Step IV – Loop Modeling
After the sequence alignment, there are often regions created by insertions and deletions that lead to gaps in alignment. These gaps are modeled by loop modeling, which is less accurate, a major source of error. Currently, two main techniques are used to approach the problem:
- The database searching method - this involves finding loops from known protein structures and superimposing them onto the two stem regions (main chains mostly) of the target protein. Some specialized programs like FREAD and CODA can be used.
- The ab initio method - this generates many random loops and searches for one that has reasonably low energy and φ and ψ angles in the allowable regions in the Ramachandran plot.
Step V - Side Chain Refinement
After the main chain atoms are built, the positions of side chains must be determined. This is important in evaluating protein–ligand interactions at active sites and protein–protein interactions at the contact interface.
A side chain can be built by searching every possible conformation for every torsion angle of the side chain to select the one that has the lowest interaction energy with neighboring atoms. A rotamer library can also be used, which has all the favorable side chain torsion angles extracted from known protein crystal structures can also be used for this purpose.
Step VI - Model Refinement and Model Evaluation
This step carries out the energy minimization procedure on the entire model, which adjusts the relative position of the atoms so that the overall conformation of the molecule has the lowest possible energy potential. The goal of energy minimization is to relieve steric collisions without altering the overall structure. In these loop and side chain modeling steps, potential energy calculations are applied to improve the model. Model refinement can also be done by Molecular Dynamic simulation which moves the atoms toward a global minimum by applying various stimulation conditions (heating, cooling, considering water molecules) thus having a better chance at finding the true structure.
The final model has to be evaluated for checking the φ–ψ angles, chirality, bond lengths, close contacts and also the stereo chemical properties. Various online protein validation software packages are available such as Procheck, WHATIF, ANOLEA, Verify3D, PROSA.
- Various Comprehensive Modeling Programs are available like Modeller, SWISS MODEL, Schrodinger, 3D- JIGSAW.

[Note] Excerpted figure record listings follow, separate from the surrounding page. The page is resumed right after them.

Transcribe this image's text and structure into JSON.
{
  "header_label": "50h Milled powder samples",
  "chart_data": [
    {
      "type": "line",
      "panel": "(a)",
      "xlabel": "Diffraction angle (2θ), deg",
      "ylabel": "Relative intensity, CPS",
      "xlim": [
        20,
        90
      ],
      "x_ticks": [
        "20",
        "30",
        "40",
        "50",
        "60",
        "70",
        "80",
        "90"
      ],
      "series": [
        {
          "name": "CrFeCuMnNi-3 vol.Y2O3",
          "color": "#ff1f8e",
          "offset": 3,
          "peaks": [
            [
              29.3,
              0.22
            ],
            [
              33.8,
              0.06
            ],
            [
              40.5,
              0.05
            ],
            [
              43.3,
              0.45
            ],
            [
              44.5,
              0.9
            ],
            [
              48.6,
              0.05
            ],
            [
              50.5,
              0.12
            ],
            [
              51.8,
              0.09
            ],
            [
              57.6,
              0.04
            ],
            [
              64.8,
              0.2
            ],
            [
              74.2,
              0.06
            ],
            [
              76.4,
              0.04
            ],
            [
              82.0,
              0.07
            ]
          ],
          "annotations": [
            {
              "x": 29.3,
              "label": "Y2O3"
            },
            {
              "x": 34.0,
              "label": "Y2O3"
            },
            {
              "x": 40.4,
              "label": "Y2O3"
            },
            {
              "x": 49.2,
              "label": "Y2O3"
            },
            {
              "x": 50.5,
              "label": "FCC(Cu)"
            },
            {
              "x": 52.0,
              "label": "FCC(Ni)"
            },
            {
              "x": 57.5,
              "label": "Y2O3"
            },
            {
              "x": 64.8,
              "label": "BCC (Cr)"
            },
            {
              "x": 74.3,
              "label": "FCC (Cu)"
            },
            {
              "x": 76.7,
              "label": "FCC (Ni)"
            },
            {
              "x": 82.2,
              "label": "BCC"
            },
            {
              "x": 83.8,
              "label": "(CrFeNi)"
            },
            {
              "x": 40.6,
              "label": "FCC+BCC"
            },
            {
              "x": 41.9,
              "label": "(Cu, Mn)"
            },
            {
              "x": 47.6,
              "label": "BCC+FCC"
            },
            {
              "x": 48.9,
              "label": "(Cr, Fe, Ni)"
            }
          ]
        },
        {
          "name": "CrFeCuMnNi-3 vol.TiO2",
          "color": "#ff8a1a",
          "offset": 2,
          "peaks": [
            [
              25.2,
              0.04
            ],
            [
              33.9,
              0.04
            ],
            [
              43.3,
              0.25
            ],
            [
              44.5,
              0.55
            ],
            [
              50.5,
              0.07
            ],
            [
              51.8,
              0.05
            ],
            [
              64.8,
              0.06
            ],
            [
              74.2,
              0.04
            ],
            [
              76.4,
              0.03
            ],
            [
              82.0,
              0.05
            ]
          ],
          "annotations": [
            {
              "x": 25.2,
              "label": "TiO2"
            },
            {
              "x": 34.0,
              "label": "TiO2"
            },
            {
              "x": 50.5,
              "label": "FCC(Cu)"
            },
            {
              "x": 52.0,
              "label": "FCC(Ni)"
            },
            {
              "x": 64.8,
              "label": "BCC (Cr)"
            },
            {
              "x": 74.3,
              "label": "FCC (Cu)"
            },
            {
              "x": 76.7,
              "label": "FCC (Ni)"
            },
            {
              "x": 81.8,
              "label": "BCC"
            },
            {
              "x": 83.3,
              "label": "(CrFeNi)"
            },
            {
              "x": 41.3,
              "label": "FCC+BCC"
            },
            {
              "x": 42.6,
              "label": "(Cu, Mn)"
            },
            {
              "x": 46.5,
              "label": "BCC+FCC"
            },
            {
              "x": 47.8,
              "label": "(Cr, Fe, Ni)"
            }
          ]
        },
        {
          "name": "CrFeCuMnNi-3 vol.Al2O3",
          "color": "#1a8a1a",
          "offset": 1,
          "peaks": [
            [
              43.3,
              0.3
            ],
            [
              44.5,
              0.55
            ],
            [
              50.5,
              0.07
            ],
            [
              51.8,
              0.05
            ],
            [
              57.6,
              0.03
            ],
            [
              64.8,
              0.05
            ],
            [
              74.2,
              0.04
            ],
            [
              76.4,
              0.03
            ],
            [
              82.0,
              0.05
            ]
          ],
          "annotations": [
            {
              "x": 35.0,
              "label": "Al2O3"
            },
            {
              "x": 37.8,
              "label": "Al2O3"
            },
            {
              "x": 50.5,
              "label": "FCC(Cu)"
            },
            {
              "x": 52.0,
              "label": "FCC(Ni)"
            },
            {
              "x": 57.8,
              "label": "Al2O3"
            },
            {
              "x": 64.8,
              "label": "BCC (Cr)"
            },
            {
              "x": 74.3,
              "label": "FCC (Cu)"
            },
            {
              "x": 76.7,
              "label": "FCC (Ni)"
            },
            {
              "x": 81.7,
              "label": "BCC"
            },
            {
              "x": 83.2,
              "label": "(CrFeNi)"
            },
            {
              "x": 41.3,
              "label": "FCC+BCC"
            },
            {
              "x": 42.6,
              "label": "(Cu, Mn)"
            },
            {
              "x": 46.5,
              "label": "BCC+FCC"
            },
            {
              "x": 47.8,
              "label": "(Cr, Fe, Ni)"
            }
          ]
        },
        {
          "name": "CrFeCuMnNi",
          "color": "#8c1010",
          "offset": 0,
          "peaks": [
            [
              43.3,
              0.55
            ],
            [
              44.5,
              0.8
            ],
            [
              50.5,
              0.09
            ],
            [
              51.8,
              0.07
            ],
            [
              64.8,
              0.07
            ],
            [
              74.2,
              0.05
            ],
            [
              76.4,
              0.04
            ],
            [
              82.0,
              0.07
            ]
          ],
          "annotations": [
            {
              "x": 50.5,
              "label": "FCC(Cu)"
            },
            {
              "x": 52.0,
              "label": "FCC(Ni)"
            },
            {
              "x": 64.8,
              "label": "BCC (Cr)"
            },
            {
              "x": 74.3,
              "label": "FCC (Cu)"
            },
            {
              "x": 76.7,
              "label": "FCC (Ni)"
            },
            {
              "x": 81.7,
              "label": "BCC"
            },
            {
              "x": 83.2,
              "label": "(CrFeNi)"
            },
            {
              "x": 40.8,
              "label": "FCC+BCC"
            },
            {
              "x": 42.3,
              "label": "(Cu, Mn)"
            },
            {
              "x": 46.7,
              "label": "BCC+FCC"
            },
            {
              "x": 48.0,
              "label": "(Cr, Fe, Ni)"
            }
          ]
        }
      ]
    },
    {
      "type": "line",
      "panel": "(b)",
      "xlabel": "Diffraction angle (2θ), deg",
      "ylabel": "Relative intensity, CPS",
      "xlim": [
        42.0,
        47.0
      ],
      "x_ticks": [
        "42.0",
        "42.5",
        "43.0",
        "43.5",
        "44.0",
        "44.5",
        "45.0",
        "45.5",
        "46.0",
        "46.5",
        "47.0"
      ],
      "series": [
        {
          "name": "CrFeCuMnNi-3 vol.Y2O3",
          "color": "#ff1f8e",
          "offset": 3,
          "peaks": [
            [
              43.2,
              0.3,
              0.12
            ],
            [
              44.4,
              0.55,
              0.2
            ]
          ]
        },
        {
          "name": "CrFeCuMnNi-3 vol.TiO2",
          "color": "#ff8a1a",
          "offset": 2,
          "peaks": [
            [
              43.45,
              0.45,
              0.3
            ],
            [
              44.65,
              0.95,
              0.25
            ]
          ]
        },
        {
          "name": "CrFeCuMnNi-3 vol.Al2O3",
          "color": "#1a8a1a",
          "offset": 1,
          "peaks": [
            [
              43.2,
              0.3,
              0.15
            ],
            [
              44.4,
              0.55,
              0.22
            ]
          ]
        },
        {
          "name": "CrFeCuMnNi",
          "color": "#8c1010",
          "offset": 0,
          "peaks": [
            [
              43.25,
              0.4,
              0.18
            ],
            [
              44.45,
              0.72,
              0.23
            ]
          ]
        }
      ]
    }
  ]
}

- A successful model depends on template selection, algorithm used and the validation of the model.
- It can find the location of alpha carbons of key residues inside the folded protein.
- It can help to guide the mutagenesis experiments, or hypothesize structure-function relationships.
- The positions of conserved regions of the protein surface can help identify putative active sites, binding pockets and ligands.
- Homology models are unable to predict conformations of insertions or deletions, or side chain positions with a high level of accuracy.
- Homology models are not useful in modeling and ligand docking studies necessary for the drug designing and development process. However, it may be helpful for the same, if the sequence identity with the template is greater than 70%.